Like a master luthier making a guitar, it takes time to learn how this works, and it takes dedication to ingrain co-ordination and tone into your voice as an instrument.

So how does that affect the way we should practice?

The real question should be (in my opinion) ‘how do I effectively train my voice’, and the answer, like anything to do with muscles in your body, is with prescribed exercises. If you go to the gym and consult a personal trainer, you will be given a prescribed set of exercises based on the condition of your body when measured against your goals. You can do exercises without a personal trainer, but serious athletes and gym-rats know that only amateurs do it themselves without ever consulting a skilled personal trainer. Personal trainers know their way around different people’s bodies and how such body types will respond to particular exercises. They can help you achieve your goals often many times quicker than when a gym attendee would go by themselves.
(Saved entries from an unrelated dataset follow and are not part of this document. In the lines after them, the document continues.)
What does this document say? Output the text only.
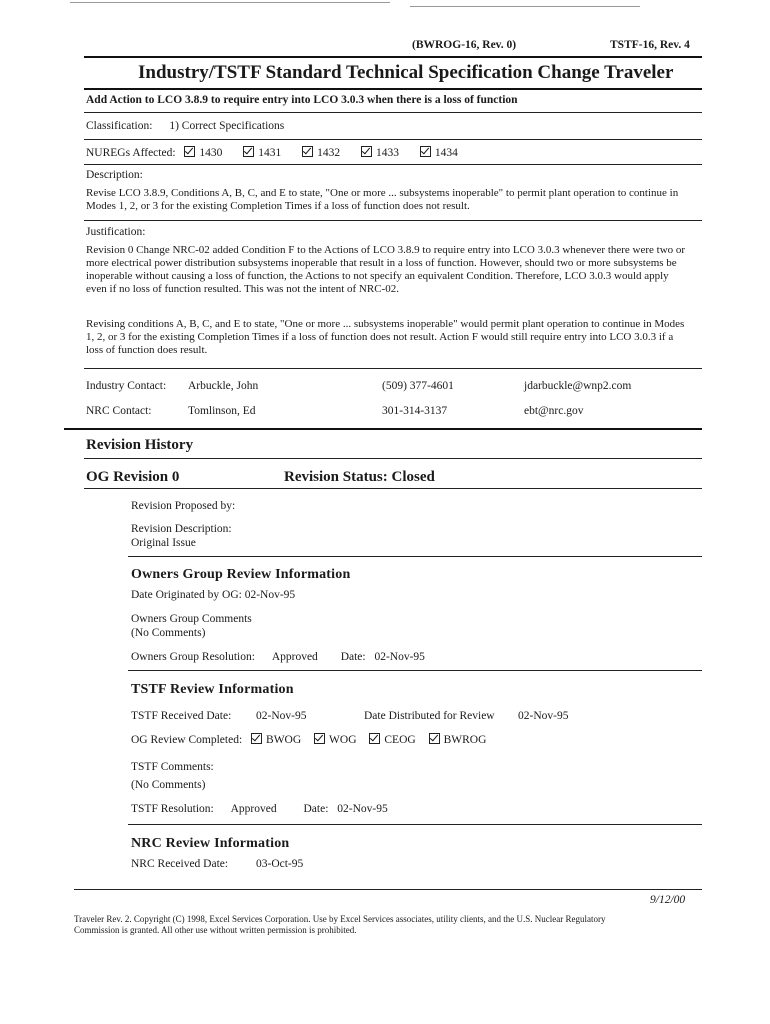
(BWROG-16, Rev. 0)	TSTF-16, Rev. 4
Industry/TSTF Standard Technical Specification Change Traveler
Add Action to LCO 3.8.9 to require entry into LCO 3.0.3 when there is a loss of function
Classification: 1) Correct Specifications
NUREGs Affected: 1430	1431	1432	1433	1434
Description:
Revise LCO 3.8.9, Conditions A, B, C, and E to state, "One or more ... subsystems inoperable" to permit plant operation to continue in Modes 1, 2, or 3 for the existing Completion Times if a loss of function does not result.
Justification:
Revision 0 Change NRC-02 added Condition F to the Actions of LCO 3.8.9 to require entry into LCO 3.0.3 whenever there were two or more electrical power distribution subsystems inoperable that result in a loss of function. However, should two or more subsystems be inoperable without causing a loss of function, the Actions to not specify an equivalent Condition. Therefore, LCO 3.0.3 would apply even if no loss of function resulted. This was not the intent of NRC-02.
Revising conditions A, B, C, and E to state, "One or more ... subsystems inoperable" would permit plant operation to continue in Modes 1, 2, or 3 for the existing Completion Times if a loss of function does not result. Action F would still require entry into LCO 3.0.3 if a loss of function does result.
Industry Contact: Arbuckle, John	(509) 377-4601	jdarbuckle@wnp2.com
NRC Contact:	Tomlinson, Ed	301-314-3137	ebt@nrc.gov
Revision History
OG Revision 0	Revision Status: Closed
Revision Proposed by:
Revision Description:
Original Issue
Owners Group Review Information
Date Originated by OG: 02-Nov-95
Owners Group Comments
(No Comments)
Owners Group Resolution: Approved Date: 02-Nov-95
TSTF Review Information
TSTF Received Date: 02-Nov-95	Date Distributed for Review 02-Nov-95
OG Review Completed: BWOG WOG CEOG BWROG
TSTF Comments:
(No Comments)
TSTF Resolution: Approved Date: 02-Nov-95
NRC Review Information
NRC Received Date: 03-Oct-95
9/12/00
Traveler Rev. 2. Copyright (C) 1998, Excel Services Corporation. Use by Excel Services associates, utility clients, and the U.S. Nuclear Regulatory Commission is granted. All other use without written permission is prohibited.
The same truth is applicable to training your voice. You need exercises that are geared up for your voice, and you need to practice those exercises regularly. These are not just random scales to improve musicality (though these can be helpful), but are prescribed by skilled voice trainers based on the state of your voice and your desired goals. These tools act as spanners, screwdrivers and wrenches to get inside and tweak the very muscles of your instrument… to co-ordinate them better, to enable you to sing with more ease, less strain, and better tone across your range.

So when you practice, it’s important that WHAT you are practicing is leading you to a state where the condition of voice further enables you to deliver the vocal performance you are after.